След кровавый стелется
по сырой траве…
— Тоже ведь хорошая песня, — говорю я, вздохнув — Но давайте «Там, вдали, за рекой…». Антоша, ты пока прислушивайся, вы же много в саду поете…
Там, вдали, за рекой,
зажигались огни,
в небе ясном заря догорала.
Сотня юных бойцов
из буденновских войск
на разведку в поля поскакала…
Антон слушает, как мы поем, и без слов чистым голосом ведет грустную мелодию…
…Вдруг вдали, у реки,
засверкали штыки —
это белогвардейские цепи…
Я оставляю клавиши. В сумерках, под беспокойные порывы осеннего ветра и дробные всплески дождя за окном, плывет тревожная песня… За нашими голосами голос Антона едва различим…
И бесстрашно отряд
поскакал на врага,
завязалась кровавая битва.
И боец молодой
вдруг поник, головой —
комсомольское сердце пробито…
Ведет за собою живая песня — я уже сам, кажется, забыл о нашем занятии, о сыне. Я пою. Что-то подрагивает в горле…
— Папа…
…Капли крови густой
из груди молодой
на зеленую траву стекали…
— Господи, сыночек, это же песня… Ну, что ты… Мама стоит около сына. Я вижу Антоновы глаза — полные горя и слез, тяжелых и чистых, готовых вот-вот сорваться и разбиться, как стеклышки…
— Папа, а кто победил?
— Наши, сыночек, конечно, наши…
— Нет, правда?
— Конечно, правда.
— А боец?
— Его спасли.
— А он же погиб — он же сам сказал коню?..
— Ну разве может убитый говорить? Он был ранен…
— Правда?
— Конечно, правда…
Я говорю серьезно — я сам верю, что там, вдали, за рекой, где боец прощался со своим другом-конем, он не погиб, он остался жив…
Кончилась зима. Прошла неделя как мы снова отвезли его к бабушке, в последний раз перед школой. Дни заметно прибавились. Может, поэтому они кажутся такими тягучими? Жена иногда ходит по квартире так, словно кого-то ищет. То вдруг остановится у окна и смотрит на улицу, то начнет перебирать Антоновы майки. Я понимаю ее. Когда она подходит ко мне, я закрываю глаза рукой и говорю:
— А тебе темно?
Она молчит, закусив губу.
— А здесь вот будет жить черепаха, — показываю я на коробку с Антоновыми солдатиками.
Жена молчит.
— Ну-ну, — говорю я не очень твердо. — Посмотри на календарь — совсем пустяки остались…
Не своя воля
и-иленькая моя… Соба-ачка моя… — забываясь, повторял Генька и опускал ладонь на мягкую голову собаки. Собака поднимала морду, ловила быстрым языком его руку и возбужденно повизгивала. Потом Генька спохватывался, натягивал поводок и как можно тверже говорил:
— Рядом!.. Тише иди! Рядом!..
Собака морщила покатый белый лоб и дрожала. Всякий раз, когда ее вдруг цепко останавливал какой-нибудь знакомый набежавший запах и она тянулась на него, поводок обжигал ей шею. Дыхание перехватывало, у век будто лопались ядовитые пузыри — желтые, оранжевые, красные, — и глазам становилось холодно и больно.

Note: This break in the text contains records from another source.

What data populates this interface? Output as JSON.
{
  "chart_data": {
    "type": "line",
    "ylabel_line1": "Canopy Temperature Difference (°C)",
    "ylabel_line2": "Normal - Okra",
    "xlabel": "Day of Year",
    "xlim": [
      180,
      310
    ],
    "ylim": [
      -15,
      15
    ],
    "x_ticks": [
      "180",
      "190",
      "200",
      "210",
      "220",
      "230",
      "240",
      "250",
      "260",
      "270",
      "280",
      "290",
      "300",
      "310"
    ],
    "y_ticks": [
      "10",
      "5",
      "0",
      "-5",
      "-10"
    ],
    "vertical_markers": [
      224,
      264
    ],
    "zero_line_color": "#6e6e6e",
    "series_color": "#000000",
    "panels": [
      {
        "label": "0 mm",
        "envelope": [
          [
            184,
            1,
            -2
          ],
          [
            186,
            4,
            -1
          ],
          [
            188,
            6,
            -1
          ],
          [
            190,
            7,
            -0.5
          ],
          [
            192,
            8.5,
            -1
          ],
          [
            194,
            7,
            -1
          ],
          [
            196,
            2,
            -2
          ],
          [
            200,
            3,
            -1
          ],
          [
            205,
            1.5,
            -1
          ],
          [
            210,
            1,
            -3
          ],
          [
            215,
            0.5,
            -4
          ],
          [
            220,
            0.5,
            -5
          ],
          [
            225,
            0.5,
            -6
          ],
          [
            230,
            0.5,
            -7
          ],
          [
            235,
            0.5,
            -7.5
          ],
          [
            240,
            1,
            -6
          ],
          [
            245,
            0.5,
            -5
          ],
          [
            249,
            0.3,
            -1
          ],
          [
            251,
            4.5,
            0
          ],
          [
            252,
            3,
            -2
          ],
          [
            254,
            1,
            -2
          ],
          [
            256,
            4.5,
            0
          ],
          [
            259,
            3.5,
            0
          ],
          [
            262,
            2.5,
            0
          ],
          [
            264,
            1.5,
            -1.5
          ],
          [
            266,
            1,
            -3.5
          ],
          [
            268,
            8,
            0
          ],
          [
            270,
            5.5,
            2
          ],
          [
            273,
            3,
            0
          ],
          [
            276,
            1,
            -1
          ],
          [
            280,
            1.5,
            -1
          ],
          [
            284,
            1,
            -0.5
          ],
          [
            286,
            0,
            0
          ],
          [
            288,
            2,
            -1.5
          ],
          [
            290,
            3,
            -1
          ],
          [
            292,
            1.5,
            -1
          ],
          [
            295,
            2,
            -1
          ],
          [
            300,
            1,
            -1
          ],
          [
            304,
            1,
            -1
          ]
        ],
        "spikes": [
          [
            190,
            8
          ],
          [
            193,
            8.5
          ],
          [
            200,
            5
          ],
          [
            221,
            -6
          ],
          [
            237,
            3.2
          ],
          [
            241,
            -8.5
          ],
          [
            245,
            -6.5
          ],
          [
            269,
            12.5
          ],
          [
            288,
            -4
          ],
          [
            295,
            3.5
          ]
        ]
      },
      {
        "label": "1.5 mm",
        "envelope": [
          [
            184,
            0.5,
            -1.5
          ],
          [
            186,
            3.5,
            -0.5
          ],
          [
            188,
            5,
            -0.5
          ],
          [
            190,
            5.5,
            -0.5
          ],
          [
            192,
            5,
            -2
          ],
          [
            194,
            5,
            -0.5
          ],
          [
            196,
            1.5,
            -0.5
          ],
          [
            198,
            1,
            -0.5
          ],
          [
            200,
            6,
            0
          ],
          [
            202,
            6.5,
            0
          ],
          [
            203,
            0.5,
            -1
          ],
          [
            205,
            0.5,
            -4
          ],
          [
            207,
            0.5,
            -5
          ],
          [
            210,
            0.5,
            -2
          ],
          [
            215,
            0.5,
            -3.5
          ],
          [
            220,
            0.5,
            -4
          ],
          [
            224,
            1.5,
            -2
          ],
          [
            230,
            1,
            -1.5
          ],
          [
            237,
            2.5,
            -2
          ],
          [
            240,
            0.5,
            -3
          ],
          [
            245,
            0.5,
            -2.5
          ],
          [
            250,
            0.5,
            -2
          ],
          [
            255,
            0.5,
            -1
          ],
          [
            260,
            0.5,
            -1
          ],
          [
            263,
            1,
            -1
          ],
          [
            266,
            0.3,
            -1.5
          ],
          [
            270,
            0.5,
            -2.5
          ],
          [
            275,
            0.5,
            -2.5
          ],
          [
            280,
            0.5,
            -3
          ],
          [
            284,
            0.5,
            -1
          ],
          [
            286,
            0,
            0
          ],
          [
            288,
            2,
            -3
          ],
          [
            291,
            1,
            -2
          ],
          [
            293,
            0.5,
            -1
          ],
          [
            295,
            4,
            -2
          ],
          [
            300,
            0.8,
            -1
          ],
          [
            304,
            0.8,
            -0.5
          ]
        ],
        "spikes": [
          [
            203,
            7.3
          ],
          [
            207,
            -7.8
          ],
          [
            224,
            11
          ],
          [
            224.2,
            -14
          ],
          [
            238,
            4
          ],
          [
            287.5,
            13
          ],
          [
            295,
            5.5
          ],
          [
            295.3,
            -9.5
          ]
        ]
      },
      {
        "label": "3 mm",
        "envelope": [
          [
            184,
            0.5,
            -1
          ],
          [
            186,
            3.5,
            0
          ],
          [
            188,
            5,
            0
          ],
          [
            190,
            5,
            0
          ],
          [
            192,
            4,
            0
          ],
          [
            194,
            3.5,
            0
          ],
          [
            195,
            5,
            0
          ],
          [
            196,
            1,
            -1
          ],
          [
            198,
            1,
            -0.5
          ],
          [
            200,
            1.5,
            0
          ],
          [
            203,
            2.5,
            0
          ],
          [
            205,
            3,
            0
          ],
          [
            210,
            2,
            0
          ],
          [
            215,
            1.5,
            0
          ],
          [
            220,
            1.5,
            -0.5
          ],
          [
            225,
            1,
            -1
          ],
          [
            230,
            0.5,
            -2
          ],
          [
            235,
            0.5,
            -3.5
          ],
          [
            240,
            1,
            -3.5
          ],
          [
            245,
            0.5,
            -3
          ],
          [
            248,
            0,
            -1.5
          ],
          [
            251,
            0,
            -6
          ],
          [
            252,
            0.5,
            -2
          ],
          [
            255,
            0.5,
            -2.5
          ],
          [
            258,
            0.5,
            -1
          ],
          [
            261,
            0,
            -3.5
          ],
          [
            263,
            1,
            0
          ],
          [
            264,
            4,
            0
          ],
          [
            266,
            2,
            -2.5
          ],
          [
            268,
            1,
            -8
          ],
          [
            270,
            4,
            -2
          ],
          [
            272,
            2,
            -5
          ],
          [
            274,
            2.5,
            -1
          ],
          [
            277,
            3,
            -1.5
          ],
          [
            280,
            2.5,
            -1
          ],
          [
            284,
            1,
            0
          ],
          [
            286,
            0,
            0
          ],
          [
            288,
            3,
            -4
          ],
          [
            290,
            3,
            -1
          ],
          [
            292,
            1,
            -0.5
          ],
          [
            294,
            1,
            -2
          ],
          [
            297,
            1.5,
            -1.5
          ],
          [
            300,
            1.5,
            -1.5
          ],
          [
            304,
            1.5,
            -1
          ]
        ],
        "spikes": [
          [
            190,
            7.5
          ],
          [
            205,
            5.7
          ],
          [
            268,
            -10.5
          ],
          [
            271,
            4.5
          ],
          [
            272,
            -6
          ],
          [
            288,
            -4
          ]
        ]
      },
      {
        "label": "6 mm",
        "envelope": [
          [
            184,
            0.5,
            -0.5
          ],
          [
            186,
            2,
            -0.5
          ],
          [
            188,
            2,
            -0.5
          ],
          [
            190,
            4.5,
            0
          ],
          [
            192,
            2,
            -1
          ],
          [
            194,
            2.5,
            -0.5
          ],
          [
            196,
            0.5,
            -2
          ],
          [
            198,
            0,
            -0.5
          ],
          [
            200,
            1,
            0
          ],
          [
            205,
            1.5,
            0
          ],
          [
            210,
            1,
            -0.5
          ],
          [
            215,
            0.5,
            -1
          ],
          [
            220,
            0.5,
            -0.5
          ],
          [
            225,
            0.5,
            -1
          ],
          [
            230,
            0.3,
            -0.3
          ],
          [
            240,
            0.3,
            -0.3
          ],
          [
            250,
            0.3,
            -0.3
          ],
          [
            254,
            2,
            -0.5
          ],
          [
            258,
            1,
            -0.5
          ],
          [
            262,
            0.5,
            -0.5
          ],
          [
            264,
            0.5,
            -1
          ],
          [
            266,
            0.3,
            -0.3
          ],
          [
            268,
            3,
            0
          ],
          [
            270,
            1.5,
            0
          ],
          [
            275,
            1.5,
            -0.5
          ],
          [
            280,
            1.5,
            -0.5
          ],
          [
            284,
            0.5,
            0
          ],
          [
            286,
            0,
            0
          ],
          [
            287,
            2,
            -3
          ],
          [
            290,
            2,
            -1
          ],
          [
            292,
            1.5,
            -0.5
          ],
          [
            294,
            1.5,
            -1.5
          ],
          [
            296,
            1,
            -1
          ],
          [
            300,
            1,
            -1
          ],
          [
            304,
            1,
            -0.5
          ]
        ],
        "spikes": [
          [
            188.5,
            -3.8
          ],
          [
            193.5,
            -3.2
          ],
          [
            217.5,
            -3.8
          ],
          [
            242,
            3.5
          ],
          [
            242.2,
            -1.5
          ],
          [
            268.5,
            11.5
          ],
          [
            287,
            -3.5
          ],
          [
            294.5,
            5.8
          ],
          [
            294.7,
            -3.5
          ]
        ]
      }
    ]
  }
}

— Тайфу-ун, Тайфу-ун… — говорил Генька.
Провод стискивал горло, и пес, хрипя, подскакивал, разворачивался и прижимался к Генькиной ноге. Он уже понял, что теперь его будут называть так — Тайфун, хотя он на самом деле был не Тайфун, и даже не Отпор, как его последний месяц звали во дворе около базара, а… Не-ет, нет, и не Туман, конечно, — это было еще до базарных запахов, до тревожного, но в общем-то не очень опасного гула рынка, откуда его и увели и привязали потом около ящика в соседнем дворе…
А в этих краях, он, кажется, не был. Собак не слышно, и редкое дерево известит о них. А кошки!.. От каждой завалинки тянет тошнотным запахом их ленивого жира. «Ага, собака!» Пес рванулся к близкой раките и, охнув, опрокинулся — провод снова перехватил горло, и в глазах растеклась радуга яркой цветной пелены…
Час назад дядя Илья обещал Геньке сшить ошейник для собаки. Дядя сучил дратву, перекидывал в прокуренных зубах обвисший окурок и щурил глаза.
— Кобель? — спросил он.
Генька кивнул.
— Кобеле-ек, — сказал, совсем прикрыв от папиросного дыма один глаз, дядя.
Он подошел к собаке. Качнув бедром, вытянул деревянную ногу вбок и сел на маленькую скамейку. Все скамейки и табуретки в его доме были какие-то приземистые, плоские, и Генька все время думал о том, что неловко ведь ему, при такой ноге, всякий раз примащиваться на своих сиденьях и вздыматься потом на мертвую деревяшку.